The only exception I can think of is novel target discovery, but in most cases, unless there is a lot of public validation, you won't see target crowding on genes that look biologically obscure.
6. Chinese biotechs can't exist without US markets
China is a single-payer system, with the CCP holding a lot of pricing power. One side effect of this is that the rare disease market is largely non-existent (rare disease drugs have to be expensive to recover the costs, and no one likes paying $2M for Zolgensma). This also explains why the Chinese market is orders of magnitude smaller than the US market despite being much larger by patient volume. All of this means that Chinese-born drugs will continue to target US markets for exits and approvals.
7. The bar for novel is higher than you think
In vivo CAR-Ts are not novel (despite being new). Gene editing and epigenetic editing are no longer novel. So whatever you are doing – you have to push the envelope with your tech and therapeutic applications much further than before. I understand that there is a reason people hate doing truly novel science as biotechs – too much novelty can be a recipe for failure. But staying within the realm of the known will almost certainly be.
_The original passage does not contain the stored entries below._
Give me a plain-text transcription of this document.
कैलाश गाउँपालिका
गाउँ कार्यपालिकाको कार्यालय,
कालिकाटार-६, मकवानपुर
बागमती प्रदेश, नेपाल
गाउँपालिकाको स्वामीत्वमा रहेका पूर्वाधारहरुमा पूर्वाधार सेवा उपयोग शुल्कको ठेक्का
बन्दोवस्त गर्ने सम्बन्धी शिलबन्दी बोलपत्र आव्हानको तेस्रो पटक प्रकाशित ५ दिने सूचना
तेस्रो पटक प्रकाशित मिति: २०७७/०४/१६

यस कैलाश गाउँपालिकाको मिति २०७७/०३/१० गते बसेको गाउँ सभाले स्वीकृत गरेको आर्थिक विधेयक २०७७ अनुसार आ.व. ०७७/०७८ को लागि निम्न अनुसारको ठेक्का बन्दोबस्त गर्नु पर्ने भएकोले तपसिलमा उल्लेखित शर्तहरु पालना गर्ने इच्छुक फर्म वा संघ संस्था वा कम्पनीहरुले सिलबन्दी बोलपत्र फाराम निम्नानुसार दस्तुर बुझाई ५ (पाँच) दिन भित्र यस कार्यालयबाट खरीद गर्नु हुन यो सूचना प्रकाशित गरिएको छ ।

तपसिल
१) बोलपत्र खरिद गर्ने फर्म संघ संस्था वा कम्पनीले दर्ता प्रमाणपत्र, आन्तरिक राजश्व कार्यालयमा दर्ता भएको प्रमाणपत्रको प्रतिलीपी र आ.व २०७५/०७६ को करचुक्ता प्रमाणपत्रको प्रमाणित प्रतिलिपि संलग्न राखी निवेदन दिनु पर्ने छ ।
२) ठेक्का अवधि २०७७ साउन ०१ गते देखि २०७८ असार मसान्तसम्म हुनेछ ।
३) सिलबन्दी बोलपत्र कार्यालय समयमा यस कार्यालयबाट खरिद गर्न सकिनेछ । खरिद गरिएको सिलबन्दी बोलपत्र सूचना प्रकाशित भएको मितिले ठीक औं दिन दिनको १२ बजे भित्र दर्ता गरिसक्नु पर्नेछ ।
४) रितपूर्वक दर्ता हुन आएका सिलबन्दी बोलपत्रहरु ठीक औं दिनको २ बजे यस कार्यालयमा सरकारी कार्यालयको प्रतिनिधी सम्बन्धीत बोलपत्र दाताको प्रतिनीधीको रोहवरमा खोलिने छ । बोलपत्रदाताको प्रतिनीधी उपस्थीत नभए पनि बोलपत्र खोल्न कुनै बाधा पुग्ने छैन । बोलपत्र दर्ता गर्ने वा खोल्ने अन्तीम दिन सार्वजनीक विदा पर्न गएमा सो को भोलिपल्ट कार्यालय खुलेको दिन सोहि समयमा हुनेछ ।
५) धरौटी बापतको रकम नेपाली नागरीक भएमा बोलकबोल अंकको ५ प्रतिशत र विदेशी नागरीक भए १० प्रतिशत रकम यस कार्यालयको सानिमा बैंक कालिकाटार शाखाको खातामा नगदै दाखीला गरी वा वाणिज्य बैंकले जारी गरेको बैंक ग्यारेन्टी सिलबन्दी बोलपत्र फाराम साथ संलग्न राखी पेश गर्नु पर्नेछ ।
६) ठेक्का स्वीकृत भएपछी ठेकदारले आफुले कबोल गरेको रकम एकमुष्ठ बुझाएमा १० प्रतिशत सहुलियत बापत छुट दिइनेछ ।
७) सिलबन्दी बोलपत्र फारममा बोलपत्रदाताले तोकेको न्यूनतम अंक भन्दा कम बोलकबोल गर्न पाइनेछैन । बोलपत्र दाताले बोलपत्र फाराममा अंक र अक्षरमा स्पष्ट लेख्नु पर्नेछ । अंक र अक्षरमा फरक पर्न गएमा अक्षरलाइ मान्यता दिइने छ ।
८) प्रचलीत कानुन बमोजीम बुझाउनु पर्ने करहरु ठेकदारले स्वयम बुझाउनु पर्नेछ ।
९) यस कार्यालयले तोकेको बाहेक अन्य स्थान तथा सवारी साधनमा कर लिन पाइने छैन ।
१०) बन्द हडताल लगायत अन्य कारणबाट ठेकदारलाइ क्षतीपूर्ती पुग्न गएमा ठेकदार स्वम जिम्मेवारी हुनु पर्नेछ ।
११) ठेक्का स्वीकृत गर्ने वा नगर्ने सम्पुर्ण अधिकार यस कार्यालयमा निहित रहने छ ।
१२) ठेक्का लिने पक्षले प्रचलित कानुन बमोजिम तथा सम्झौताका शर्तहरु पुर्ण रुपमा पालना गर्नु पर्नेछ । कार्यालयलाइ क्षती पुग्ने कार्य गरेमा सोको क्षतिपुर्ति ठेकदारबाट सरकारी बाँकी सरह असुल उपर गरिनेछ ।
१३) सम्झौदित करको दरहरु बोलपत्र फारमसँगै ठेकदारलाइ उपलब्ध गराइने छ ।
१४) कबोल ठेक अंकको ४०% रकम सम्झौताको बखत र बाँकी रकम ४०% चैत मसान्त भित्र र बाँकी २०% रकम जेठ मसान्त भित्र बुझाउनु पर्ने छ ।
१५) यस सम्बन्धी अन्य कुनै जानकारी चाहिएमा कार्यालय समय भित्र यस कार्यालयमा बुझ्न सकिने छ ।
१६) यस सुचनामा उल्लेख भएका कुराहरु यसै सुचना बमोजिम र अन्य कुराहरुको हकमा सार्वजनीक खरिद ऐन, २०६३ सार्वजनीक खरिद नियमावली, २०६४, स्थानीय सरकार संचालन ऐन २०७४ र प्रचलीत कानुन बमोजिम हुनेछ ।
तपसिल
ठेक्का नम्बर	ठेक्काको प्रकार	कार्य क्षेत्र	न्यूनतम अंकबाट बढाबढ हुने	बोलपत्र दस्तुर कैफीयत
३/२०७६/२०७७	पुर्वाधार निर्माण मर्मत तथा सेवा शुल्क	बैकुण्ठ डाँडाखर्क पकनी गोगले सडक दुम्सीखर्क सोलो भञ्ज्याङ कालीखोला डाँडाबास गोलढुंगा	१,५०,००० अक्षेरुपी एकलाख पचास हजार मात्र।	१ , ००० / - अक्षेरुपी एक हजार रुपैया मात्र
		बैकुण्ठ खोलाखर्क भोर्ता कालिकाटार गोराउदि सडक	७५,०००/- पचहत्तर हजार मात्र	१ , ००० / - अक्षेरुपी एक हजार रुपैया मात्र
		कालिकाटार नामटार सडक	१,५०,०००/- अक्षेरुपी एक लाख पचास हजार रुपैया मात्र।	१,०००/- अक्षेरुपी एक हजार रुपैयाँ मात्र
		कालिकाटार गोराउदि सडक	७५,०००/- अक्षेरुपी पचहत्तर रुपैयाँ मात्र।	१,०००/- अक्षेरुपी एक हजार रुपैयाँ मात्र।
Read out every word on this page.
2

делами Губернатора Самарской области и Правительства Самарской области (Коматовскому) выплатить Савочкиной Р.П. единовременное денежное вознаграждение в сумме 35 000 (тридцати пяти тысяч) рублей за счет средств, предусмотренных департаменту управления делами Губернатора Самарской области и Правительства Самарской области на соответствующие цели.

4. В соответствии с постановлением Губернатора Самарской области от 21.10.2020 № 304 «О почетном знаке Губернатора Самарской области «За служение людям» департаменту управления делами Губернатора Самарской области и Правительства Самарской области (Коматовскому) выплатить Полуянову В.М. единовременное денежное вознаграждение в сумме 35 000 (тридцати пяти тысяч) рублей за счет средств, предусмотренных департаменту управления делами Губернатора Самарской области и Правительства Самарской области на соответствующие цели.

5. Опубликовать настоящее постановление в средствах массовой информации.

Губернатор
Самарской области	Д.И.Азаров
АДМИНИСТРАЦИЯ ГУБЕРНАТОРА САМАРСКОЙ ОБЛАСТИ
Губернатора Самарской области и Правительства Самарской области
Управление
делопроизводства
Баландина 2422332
8. Investigator-initiated trials are still the Wild West
Order No. 818 (came into place on May 1st, 2026) added some rules, with CMC and tox requirements going up, but none of these fundamentally changed that the IIT is still the fastest and cheapest way to get first-in-human data for complex modalities. The major change is that hospitals now have to belong to Tier 3A, so IITs will be limited to only top-tier hospitals in the country. Which would increase competition for investigators. Manufacturing and preclinical package requirements are largely the same as before (i.e., ambiguous and largely unspecified).
9. There are emerging precedents for the US accepting IIT human data as part of IND filing
Internally, we've been operating under the assumption that IIT data will not be part of our IND package and that geopolitical tensions are likely to block us from using it altogether. Even after assuming this, IIT seems clearly worth doing since having human data is the inflection point recognized by both pharma and investors. So the fact that the FDA can recognize this data as legible is a cherry on top! Goes without saying that this requires early FDA communication.